Personally, I use a mini pry-bar and a brass mallet first...if 2-3 smacks doesnt get it off, I go to the puller and if that doesnt get it, I add heat as required. 9 times out of 10, the mallet gets it off on 1-2 hits, and Ive never messed up a crank. Heck, tecumseh even sells a knocker and advises using this method...haha
 

·
Father of 8!LordHelp'sMe!
Joined
·
738 Posts
I thought he said he used a large screwdriver as a pry bar, thus making it an uneven pull, hence the 'hole'.


I've used heat, Kroil, tapping-but not too much tapping, or even hard hitting with either a hammer or a Dead-Blow.

The problem with hitting the end of any shaft, you "upset" the metal, which causes it to Expand. If that happens, then you'll be either filing, or grinding, whatever it takes to get the shaft metal back down small enough to get the sheave/flywheel off.

Luckily, the fly-wheel shafts are tapered, but if you hit it too much, you'll expand it to the point the nut won't fit anymore, till re-tapped.

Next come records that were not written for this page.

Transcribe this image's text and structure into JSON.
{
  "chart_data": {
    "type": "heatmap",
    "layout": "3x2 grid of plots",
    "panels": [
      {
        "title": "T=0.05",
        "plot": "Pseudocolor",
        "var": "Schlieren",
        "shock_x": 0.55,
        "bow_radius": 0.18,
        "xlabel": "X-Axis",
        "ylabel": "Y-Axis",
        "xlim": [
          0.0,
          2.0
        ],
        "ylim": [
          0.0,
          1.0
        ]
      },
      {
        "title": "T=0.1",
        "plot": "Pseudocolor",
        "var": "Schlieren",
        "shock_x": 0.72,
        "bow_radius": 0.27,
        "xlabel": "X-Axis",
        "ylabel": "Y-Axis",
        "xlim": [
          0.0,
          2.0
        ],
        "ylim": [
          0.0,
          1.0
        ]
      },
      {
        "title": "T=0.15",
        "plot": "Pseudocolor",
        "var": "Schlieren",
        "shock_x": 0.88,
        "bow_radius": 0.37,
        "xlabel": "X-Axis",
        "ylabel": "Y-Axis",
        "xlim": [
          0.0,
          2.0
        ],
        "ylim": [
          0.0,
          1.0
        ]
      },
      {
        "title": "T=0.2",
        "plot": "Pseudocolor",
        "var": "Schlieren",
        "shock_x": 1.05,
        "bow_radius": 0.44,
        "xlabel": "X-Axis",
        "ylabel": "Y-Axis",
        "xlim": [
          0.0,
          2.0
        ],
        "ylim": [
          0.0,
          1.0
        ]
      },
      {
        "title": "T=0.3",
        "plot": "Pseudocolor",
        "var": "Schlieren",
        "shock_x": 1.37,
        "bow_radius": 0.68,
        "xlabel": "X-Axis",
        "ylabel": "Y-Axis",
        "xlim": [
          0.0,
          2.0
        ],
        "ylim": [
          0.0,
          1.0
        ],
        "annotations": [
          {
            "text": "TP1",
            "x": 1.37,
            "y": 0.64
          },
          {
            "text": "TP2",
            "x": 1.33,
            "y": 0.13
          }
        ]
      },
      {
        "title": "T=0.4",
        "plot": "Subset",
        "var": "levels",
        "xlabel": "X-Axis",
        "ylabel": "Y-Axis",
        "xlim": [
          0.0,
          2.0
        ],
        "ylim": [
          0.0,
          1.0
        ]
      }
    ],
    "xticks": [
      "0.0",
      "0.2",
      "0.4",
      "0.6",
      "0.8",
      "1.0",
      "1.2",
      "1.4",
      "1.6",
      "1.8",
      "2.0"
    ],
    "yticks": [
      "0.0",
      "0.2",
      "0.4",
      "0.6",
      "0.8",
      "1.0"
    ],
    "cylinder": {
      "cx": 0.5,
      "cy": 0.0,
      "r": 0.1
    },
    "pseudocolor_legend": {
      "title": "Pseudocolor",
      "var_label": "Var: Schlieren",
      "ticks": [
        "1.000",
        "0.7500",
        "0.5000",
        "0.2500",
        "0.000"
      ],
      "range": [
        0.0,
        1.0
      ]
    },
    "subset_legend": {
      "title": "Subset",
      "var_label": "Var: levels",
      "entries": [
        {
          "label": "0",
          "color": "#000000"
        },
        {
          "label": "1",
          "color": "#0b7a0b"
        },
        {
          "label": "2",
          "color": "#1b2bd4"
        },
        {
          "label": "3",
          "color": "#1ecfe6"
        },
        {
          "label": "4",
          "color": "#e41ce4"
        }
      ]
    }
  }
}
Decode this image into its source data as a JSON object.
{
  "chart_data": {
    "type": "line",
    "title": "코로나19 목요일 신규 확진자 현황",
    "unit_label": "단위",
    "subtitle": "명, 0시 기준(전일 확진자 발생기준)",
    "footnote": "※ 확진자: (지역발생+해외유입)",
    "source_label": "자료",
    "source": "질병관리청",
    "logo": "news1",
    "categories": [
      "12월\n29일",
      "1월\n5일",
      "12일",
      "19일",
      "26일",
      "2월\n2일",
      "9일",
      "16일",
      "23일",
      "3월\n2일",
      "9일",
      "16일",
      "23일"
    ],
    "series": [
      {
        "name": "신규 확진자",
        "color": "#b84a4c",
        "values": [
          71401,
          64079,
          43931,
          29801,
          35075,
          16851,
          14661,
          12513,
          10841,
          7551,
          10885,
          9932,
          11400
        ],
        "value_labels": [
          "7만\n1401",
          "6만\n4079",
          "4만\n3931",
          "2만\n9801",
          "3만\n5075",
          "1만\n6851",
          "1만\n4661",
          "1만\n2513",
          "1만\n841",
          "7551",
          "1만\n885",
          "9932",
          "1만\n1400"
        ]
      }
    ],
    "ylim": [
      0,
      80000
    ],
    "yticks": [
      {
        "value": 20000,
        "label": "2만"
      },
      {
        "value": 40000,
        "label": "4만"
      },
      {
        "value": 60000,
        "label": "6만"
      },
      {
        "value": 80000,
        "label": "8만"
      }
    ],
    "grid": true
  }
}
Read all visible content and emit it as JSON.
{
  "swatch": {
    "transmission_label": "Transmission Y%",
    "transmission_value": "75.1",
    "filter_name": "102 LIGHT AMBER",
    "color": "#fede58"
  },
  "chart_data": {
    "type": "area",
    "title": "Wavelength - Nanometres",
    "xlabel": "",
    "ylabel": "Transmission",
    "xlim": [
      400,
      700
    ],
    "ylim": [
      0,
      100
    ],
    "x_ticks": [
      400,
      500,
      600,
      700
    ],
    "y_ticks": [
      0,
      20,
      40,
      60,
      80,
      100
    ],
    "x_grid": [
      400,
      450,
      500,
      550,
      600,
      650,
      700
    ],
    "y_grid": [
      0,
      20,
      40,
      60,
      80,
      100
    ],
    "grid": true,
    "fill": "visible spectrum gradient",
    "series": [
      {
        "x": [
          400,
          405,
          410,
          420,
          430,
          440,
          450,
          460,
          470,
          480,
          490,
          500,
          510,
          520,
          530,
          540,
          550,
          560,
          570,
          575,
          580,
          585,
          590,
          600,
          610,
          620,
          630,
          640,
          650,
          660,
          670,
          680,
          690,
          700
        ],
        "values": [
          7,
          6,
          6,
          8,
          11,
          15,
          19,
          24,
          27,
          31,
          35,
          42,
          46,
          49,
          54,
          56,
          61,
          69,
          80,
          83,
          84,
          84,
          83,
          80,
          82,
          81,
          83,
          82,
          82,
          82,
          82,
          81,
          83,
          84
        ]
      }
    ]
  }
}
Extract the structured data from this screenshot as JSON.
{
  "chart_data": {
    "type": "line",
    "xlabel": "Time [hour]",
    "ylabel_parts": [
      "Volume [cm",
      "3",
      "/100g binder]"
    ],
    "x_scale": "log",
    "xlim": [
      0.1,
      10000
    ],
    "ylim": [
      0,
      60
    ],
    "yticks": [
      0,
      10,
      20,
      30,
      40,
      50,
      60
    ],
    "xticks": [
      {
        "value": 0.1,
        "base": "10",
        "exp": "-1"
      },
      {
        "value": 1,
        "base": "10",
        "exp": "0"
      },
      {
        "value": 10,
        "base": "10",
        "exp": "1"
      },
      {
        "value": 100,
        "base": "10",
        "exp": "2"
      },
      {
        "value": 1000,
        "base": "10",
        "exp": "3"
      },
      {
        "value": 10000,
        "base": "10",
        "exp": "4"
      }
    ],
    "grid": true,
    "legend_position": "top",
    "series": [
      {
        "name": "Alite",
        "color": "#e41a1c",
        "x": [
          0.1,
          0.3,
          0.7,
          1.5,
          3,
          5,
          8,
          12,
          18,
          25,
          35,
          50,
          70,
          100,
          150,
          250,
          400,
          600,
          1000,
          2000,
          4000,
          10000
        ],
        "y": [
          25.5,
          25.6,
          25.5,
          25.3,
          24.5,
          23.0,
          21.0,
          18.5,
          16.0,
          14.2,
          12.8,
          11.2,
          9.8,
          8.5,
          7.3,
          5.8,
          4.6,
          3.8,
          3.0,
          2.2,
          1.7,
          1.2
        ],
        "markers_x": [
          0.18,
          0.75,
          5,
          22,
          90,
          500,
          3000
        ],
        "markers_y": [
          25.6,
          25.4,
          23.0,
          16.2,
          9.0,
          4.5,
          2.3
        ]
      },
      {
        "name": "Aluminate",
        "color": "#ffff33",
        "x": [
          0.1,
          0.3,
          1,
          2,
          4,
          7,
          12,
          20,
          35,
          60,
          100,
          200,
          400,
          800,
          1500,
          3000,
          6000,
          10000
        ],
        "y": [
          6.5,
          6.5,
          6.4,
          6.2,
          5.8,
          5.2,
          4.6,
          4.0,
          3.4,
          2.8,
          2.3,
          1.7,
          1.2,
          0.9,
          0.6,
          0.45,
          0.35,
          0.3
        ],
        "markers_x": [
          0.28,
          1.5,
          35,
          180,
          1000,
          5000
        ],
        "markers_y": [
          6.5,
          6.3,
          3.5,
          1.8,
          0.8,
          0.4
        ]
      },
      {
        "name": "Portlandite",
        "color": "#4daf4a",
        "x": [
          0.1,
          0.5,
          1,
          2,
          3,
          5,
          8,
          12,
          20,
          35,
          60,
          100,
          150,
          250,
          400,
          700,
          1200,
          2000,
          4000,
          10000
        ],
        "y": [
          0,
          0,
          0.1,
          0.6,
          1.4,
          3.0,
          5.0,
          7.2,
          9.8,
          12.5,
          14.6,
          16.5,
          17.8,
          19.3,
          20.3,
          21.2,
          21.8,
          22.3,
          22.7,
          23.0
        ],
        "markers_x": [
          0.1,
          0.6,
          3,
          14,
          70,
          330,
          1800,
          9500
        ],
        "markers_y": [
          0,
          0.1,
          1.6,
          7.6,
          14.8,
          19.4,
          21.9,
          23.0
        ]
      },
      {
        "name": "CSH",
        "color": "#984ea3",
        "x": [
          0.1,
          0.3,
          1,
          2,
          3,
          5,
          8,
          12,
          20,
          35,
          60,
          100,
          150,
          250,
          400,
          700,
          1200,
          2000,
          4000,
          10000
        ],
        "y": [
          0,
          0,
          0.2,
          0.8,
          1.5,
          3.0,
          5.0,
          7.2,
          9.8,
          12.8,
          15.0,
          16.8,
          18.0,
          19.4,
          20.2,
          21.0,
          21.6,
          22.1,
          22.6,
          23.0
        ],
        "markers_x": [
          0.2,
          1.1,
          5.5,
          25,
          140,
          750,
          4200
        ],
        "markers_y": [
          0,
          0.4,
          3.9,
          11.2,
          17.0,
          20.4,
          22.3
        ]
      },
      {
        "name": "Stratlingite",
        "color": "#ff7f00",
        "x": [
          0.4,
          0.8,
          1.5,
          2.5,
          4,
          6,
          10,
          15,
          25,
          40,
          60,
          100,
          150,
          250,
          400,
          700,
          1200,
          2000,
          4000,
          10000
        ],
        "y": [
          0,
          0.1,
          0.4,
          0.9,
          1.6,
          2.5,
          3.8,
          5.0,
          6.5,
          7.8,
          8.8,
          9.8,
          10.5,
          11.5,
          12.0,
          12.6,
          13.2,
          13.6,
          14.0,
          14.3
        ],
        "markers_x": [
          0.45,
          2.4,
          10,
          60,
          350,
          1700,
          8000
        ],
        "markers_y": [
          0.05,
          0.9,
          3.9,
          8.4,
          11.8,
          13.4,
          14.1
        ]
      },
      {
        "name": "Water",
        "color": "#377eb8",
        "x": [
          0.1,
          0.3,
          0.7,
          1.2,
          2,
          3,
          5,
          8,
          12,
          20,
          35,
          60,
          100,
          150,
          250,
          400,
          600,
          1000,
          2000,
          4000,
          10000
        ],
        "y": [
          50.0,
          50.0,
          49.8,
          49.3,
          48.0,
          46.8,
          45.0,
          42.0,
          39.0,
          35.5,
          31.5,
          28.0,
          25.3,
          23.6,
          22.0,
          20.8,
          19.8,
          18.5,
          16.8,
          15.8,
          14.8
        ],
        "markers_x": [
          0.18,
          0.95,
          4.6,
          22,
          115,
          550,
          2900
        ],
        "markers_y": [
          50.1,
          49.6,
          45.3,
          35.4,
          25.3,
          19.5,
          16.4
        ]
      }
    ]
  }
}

Oh, and I have tapped on the end of the puller, in conjunction with the use of penetrants to try and get "things" off (pump impellers that are all corroded up are the WORSE! Most are brass, and very soft, so you can't "Pull" on them too much, and impellers on large to very large pumps are EXPENSIVE).
 

·
Collector of many tractors
Joined
·
15,230 Posts
With my heavy copper hammer I can smack the end of the crank really hard with no damage. A lead hammer would also work. Brass is a little harder and I never tried one but I'm sure it's a whole lot better than a sledge. A dead blow dosent have the umgh to get the job done. My copper hammer weighs around 2 lb. Briggs also sell a flywheel knocker. I have one made for briggs.
 

·
Registered
Joined
·
340 Posts
:dunno: :dunno: This may sound stupid but it worked for me one time with a small bolt........Get 2 buddies and flip the engine up and down....side to side and see if you can find it.....Then take one of the rods with a magnet on the end and get it out.........It did work ..........John...........:fing32: :fing32:
 

·
Banned
Joined
·
1,879 Posts
I thought he said he used a large screwdriver as a pry bar, thus making it an uneven pull, hence the 'hole'.


I've used heat, Kroil, tapping-but not too much tapping, or even hard hitting with either a hammer or a Dead-Blow.

The problem with hitting the end of any shaft, you "upset" the metal, which causes it to Expand. If that happens, then you'll be either filing, or grinding, whatever it takes to get the shaft metal back down small enough to get the sheave/flywheel off.

Luckily, the fly-wheel shafts are tapered, but if you hit it too much, you'll expand it to the point the nut won't fit anymore, till re-tapped.

Oh, and I have tapped on the end of the puller, in conjunction with the use of penetrants to try and get "things" off (pump impellers that are all corroded up are the WORSE! Most are brass, and very soft, so you can't "Pull" on them too much, and impellers on large to very large pumps are EXPENSIVE).
The "secret" is to HIT the da-n thing. Never in 60 plus years of working on these things have I damaged a crank, crankcase, or crankshaft. Again, HIT it.
 

·
Registered
Joined
·
3,677 Posts
sounds like every one is in agreement beat the poop out of it.unless you can shrink an crawl in that hole and find that chunk.serious.find the piece and jb weld it back in place.good ta go.or have some one aliumiun weld.